Wohl wissend, dass es sich bei der vorliegenden Fallbeschreibung um eine Ausnahmesituation handelt, zeigen empirische Beobachtungen aus dem kinderzahnärztlichen Alltag, dass ein zumindest prolongiertes und frequentes Stillen mittlerweile häufiger als Ursache einer ECC im Elterngespräch identifiziert wird. Die Vorstellung dieser Kinder erfolgt typischerweise innerhalb des 2. Lebensjahres, zuweilen mit Untergewicht. Der vorliegende Fallbericht soll Pädiater und (Kinder)Zahnärzte dafür sensibilisieren, eine frühkindliche Karies bei gleichzeitigem Untergewicht mit einem prolongierten, frequenten und möglicherweise auch exklusiven Stillen in Verbindung zu bringen. Während Stillen im 1. Lebensjahr aus vielerlei Gründen zu befürworten ist, steigt bei einem prolongierten, frequenten und exklusiven Stillen das Risiko einer ECC. Dieser Zusammenhang ist wissenschaftlich dokumentiert [1,2,3] und zählt neben einer frequenten Aufnahme zuckerhaltiger Getränke und Lebensmittel heute zu den hauptsächlichen Ursachenkomplexen der ECC. Bleibt zudem eine altersgerechte Gewichtsentwicklung des Kindes aus, werden die Empfehlungen zum Kostaufbau im Kleinkindalter möglicherweise nicht umgesetzt.

Fazit für die Praxis

Die frühkindliche Karies wird vordergründig durch einen häufigen Konsum zuckerhaltiger Getränke aus Saugerflaschen mitverursacht. Seltener werden andere Formen der Fehlernährung als Kariesursache beobachtet.

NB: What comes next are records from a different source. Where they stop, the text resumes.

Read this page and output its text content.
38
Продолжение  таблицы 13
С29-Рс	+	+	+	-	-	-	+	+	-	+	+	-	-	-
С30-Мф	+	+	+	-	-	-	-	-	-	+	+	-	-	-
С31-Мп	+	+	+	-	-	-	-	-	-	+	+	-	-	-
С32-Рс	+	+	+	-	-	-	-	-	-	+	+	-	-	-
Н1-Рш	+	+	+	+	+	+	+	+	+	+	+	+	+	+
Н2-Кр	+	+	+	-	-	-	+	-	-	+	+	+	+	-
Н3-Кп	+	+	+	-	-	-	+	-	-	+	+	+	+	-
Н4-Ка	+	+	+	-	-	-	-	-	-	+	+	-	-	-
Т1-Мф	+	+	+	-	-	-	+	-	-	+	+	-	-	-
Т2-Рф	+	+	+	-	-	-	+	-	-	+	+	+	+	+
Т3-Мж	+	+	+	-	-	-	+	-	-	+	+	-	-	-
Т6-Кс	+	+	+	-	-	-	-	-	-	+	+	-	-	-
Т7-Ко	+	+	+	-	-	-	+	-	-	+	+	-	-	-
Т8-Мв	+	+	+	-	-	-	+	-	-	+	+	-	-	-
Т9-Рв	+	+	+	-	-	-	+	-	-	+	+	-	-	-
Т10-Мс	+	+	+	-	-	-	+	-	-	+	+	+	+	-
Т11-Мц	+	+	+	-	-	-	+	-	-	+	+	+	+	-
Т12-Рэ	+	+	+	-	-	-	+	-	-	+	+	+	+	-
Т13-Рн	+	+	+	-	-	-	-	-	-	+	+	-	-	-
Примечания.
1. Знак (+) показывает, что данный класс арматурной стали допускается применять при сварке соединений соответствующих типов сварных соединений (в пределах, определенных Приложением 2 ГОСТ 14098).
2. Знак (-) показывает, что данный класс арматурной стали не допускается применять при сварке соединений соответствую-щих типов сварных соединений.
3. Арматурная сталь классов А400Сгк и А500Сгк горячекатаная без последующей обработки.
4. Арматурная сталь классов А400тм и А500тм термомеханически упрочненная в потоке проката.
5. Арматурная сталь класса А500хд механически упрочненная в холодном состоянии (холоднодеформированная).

Der vorgestellte Fall zeigt, dass ständiges Nuckeln an der Mutterbrust zu schwerer Karies und dass eine Fehlernährung mit ausschließlichem Stillen jenseits des ersten Lebenshalbjahrs zusammen mit der durch kariöse Zahnschmerzen verursachten Ernährungsstörung zu Untergewicht führen kann. Zahngesunde Ernährungsweise, optimale Mundhygienebemühungen und ein indikationsgerechter Fluoridgebrauch können dies präventiv unterbinden.